Have students bring in pictures to display of producers, consumers, and decomposers.

Take a trip to a different ecosystem and repeat the activity. Compare and contrast the food webs of each ecosystem.

Teaching Notes and Tips

This activity is an inquiry that uses content from the science standards for 5th grade. In an inquiry investigation, you want students to come up with investigable questions. Hopefully, some of the students will come up with questions about what the living things they have listed eat. This will lead into the investigable question I have selected so that they will learn what the science standard requires. As an inquiry, they will decide how to organize their data and also to create the food web.

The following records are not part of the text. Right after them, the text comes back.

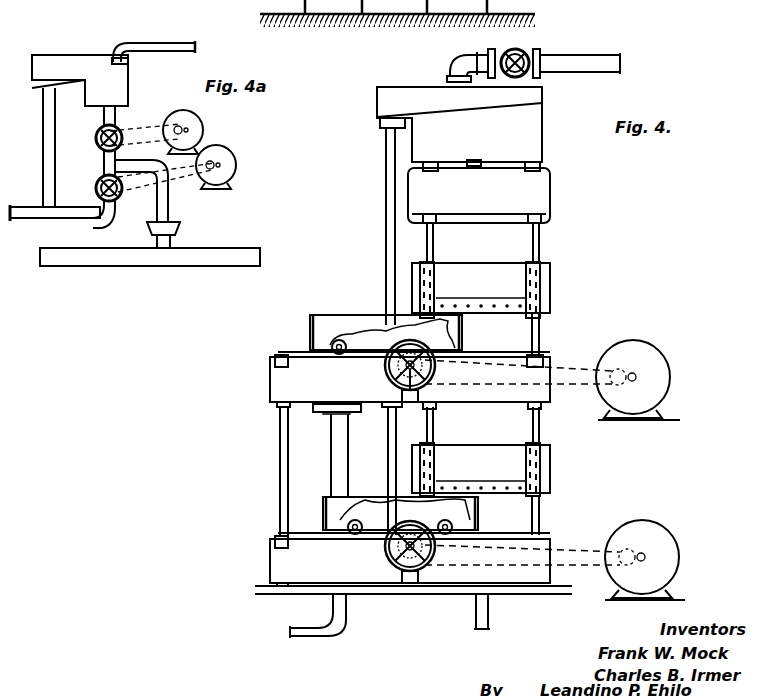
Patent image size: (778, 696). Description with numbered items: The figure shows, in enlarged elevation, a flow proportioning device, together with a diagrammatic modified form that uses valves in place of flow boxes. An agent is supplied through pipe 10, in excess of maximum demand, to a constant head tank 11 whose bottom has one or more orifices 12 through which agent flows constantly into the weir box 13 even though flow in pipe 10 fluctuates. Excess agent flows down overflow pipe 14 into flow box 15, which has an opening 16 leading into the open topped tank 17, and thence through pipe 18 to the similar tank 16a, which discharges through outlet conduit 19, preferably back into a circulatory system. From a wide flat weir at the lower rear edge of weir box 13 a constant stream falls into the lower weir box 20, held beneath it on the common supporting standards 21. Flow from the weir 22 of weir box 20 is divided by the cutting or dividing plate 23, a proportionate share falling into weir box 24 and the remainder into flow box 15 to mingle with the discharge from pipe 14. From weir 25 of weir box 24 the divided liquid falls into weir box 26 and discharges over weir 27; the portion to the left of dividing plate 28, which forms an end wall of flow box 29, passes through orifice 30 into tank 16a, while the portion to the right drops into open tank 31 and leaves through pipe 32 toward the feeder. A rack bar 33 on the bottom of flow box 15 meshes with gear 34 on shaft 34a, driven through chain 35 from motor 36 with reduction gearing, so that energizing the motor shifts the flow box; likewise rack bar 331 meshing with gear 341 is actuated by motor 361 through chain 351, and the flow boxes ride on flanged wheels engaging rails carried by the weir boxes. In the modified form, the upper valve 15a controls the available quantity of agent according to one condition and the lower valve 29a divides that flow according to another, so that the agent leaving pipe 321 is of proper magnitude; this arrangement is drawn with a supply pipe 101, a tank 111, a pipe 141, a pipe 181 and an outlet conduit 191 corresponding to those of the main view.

In FIG. 4, the supply pipe 10 is at (584, 62).
In FIG. 4, the constant head tank 11 is at (530, 106).
In FIG. 4, the orifice 12 is at (482, 160).
In FIG. 4, the weir box 13 is at (545, 200).
In FIG. 4, the overflow pipe 14 is at (385, 212).
In FIG. 4, the flow box 15 is at (325, 325).
In FIG. 4, the opening 16 is at (300, 367).
In FIG. 4, the open topped tank 17 is at (292, 398).
In FIG. 4, the pipe 18 is at (335, 451).
In FIG. 4, the outlet conduit 19 is at (320, 639).
In FIG. 4, the lower weir box 20 is at (552, 283).
In FIG. 4, the supporting standards 21 is at (434, 246).
In FIG. 4, the weir 22 is at (540, 329).
In FIG. 4, the cutting or dividing plate 23 is at (460, 341).
In FIG. 4, the weir box 24 is at (543, 413).
In FIG. 4, the weir 25 is at (505, 408).
In FIG. 4, the weir box 26 is at (545, 473).
In FIG. 4, the weir 27 is at (532, 497).
In FIG. 4, the cutting or dividing plate 28 is at (478, 515).
In FIG. 4, the flow box 29 is at (365, 497).
In FIG. 4, the orifice 30 is at (345, 539).
In FIG. 4, the open tank 31 is at (546, 596).
In FIG. 4, the pipe 32 is at (492, 626).
In FIG. 4, the rack bar 33 is at (345, 352).
In FIG. 4, the gear 34 is at (432, 371).
In FIG. 4, the shaft 34a is at (420, 388).
In FIG. 4, the chain 35 is at (576, 366).
In FIG. 4A, the motor 36 is at (200, 126).
In FIG. 4, the motor 36 is at (662, 358).
In FIG. 4A, the supply pipe 101 is at (172, 42).
In FIG. 4A, the tank 111 is at (122, 91).
In FIG. 4A, the valve pipe 141 is at (45, 140).
In FIG. 4A, the upper valve 15a is at (124, 130).
In FIG. 4A, the valve pipe 181 is at (103, 164).
In FIG. 4A, the drain pipe 191 is at (20, 206).
In FIG. 4A, the pipe 321 is at (168, 200).
In FIG. 4A, the motor 361 is at (236, 170).
In FIG. 4, the motor 361 is at (667, 532).
In FIG. 4, the rack bar 331 is at (358, 534).
In FIG. 4, the gear 341 is at (432, 553).
In FIG. 4, the chain 351 is at (589, 546).
In FIG. 4A, the lower valve 29a is at (104, 222).
In FIG. 4, the similar tank 16a is at (278, 581).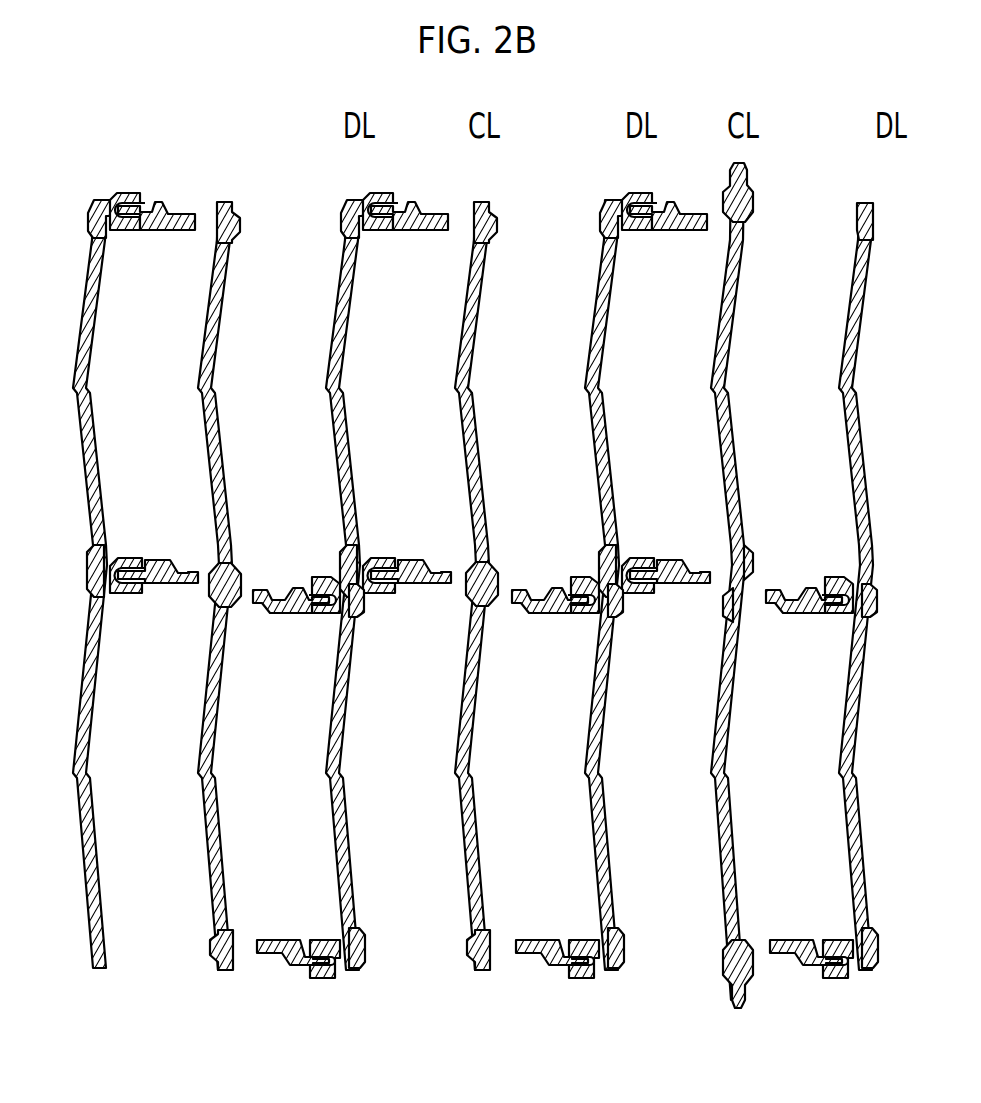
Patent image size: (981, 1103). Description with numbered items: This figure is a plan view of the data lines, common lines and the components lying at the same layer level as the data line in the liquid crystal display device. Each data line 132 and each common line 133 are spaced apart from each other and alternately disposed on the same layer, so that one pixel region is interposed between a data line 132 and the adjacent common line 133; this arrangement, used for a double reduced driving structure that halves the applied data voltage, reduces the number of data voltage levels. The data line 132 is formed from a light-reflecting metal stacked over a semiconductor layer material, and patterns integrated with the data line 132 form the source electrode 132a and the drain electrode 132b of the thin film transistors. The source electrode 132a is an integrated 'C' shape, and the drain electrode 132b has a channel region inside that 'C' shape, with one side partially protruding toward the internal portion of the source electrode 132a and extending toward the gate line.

The data line 132 is at (92, 212).
The source electrode 132a is at (126, 232).
The drain electrode 132b is at (136, 200).
The common line 133 is at (231, 204).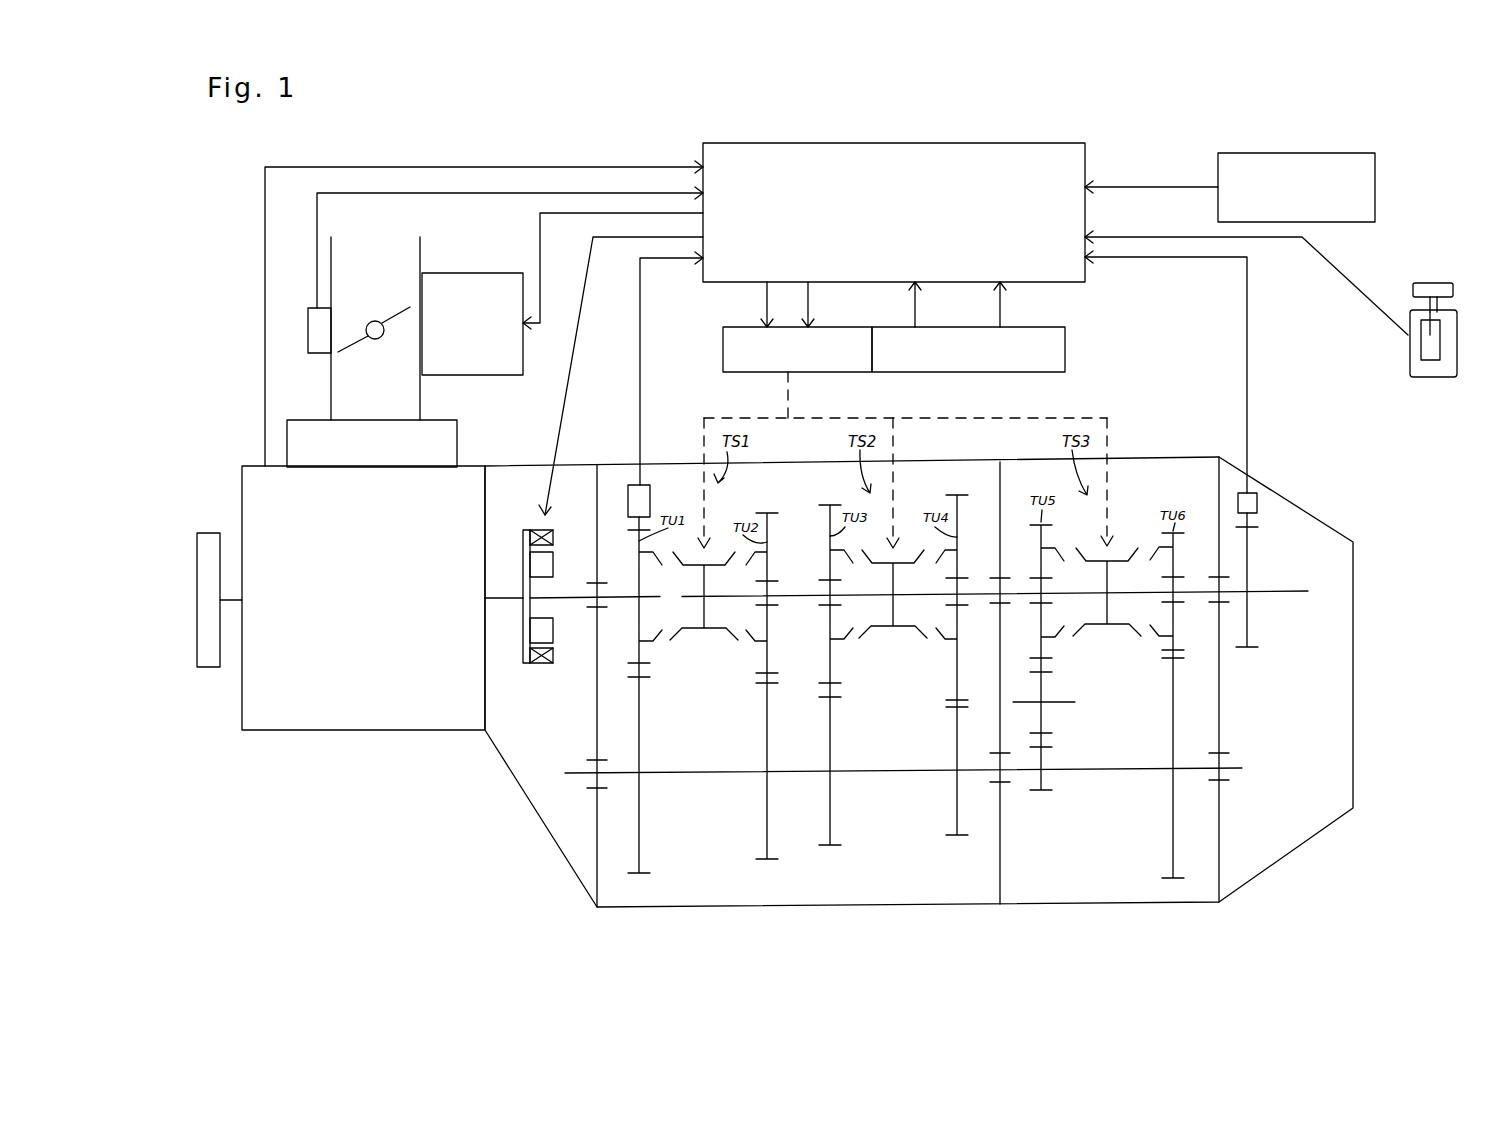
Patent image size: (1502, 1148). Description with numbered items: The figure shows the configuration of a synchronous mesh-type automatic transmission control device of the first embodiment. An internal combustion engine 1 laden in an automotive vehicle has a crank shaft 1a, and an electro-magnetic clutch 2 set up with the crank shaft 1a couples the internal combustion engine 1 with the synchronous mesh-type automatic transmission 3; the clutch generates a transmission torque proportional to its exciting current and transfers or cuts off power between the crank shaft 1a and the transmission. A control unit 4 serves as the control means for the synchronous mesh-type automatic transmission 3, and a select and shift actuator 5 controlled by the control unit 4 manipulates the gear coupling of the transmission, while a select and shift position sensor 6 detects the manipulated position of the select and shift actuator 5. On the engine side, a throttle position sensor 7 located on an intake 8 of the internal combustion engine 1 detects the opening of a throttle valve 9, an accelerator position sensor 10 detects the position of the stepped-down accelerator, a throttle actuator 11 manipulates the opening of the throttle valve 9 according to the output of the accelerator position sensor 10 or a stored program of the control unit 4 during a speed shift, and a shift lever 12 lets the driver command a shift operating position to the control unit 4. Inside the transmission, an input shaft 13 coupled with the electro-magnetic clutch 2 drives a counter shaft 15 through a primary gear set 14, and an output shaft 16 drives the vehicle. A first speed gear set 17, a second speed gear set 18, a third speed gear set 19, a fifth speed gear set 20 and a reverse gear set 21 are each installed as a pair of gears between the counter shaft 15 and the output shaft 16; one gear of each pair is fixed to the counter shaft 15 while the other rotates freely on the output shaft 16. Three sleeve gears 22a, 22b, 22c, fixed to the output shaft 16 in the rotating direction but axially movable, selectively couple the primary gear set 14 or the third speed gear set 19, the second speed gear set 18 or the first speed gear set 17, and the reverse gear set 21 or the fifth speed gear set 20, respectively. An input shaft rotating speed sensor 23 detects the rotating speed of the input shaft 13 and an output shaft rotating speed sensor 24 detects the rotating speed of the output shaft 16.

The internal combustion engine 1 is at (438, 732).
The crank shaft 1a is at (502, 602).
The electro-magnetic clutch 2 is at (535, 663).
The synchronous mesh-type automatic transmission 3 is at (1097, 902).
The control unit 4 is at (1085, 160).
The select and shift actuator 5 is at (723, 345).
The select and shift position sensor 6 is at (1065, 340).
The throttle position sensor 7 is at (308, 308).
The intake 8 is at (420, 250).
The throttle valve 9 is at (370, 343).
The accelerator position sensor 10 is at (1347, 222).
The throttle actuator 11 is at (482, 273).
The shift lever 12 is at (1408, 352).
The input shaft 13 is at (567, 607).
The primary gear set 14 is at (650, 655).
The counter shaft 15 is at (705, 773).
The output shaft 16 is at (1290, 595).
The 1st speed gear set 17 is at (957, 680).
The 2nd speed gear set 18 is at (830, 667).
The 3rd speed gear set 19 is at (763, 660).
The 5th speed gear set 20 is at (1163, 640).
The reverse gear set 21 is at (1057, 653).
The sleeve gear 22a is at (723, 552).
The sleeve gear 22b is at (912, 552).
The sleeve gear 22c is at (1123, 550).
The input shaft rotating speed sensor 23 is at (650, 494).
The output shaft rotating speed sensor 24 is at (1257, 505).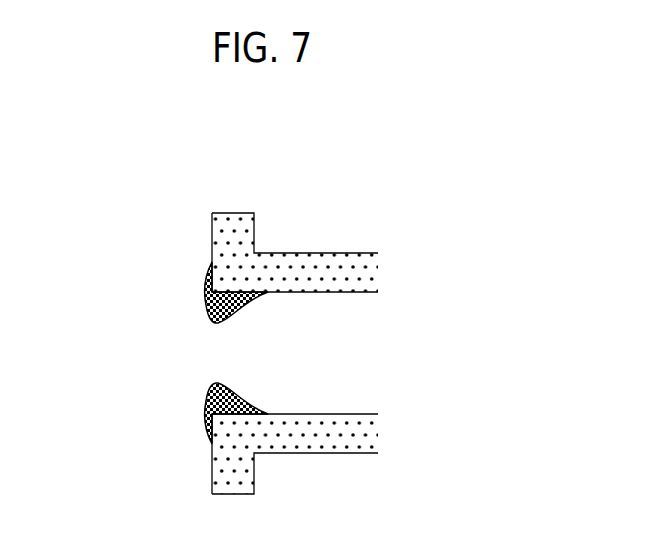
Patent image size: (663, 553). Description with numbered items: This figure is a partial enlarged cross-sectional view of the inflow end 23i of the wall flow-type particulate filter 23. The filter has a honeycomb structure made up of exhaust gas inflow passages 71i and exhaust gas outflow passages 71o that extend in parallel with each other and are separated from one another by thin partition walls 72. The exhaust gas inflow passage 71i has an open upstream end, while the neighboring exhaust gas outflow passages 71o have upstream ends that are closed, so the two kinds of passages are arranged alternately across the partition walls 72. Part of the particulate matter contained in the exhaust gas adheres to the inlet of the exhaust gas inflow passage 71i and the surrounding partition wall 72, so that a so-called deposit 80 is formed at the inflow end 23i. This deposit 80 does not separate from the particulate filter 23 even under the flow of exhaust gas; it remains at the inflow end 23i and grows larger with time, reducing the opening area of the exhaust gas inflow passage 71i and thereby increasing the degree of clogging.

The particulate filter 23 is at (422, 187).
The inflow end 23i is at (190, 397).
The exhaust gas outflow passage 71o is at (378, 246).
The exhaust gas inflow passage 71i is at (378, 367).
The partition wall 72 is at (212, 237).
The deposit 80 is at (207, 318).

Decomposers may be the hardest part to list. You may have to add some of these to their lists. The Wander Wonder can be anywhere outside as long as there are some plants and animals. Select an area where students can sit and be quiet in order to observe animals.

Information about zebra mussels can be obtained from the DNR or the Bell Museum at the University of Minnesota.

In the past, we have toured a wetland and students did not list the living things they observed in a science notebook. This year, I will have them take their notebooks with them and list what they observe. They can also draw a picture of what they see.

Assessment

Students will need to have a list of living things with questions in their science notebook.
Data should be organized into the three categories of producers, consumers, and decomposers.
There should be a food web with a prediction about extinction and over population.
There should be a food web with a zebra mussel in it.

Standards

Standard 5.I.B History and Nature of Science
Scientific Inquiry
The student will understand the process of scientific investigations.
Standard 5.IV.F.2 Life Science
Flow of Matter and Energy
The student will know that matter and energy flow into, out of, and within a biological system.
2. The student will use food webs to describe the relationships among producers, consumers, and decomposers in an ecosystem in Minnesota.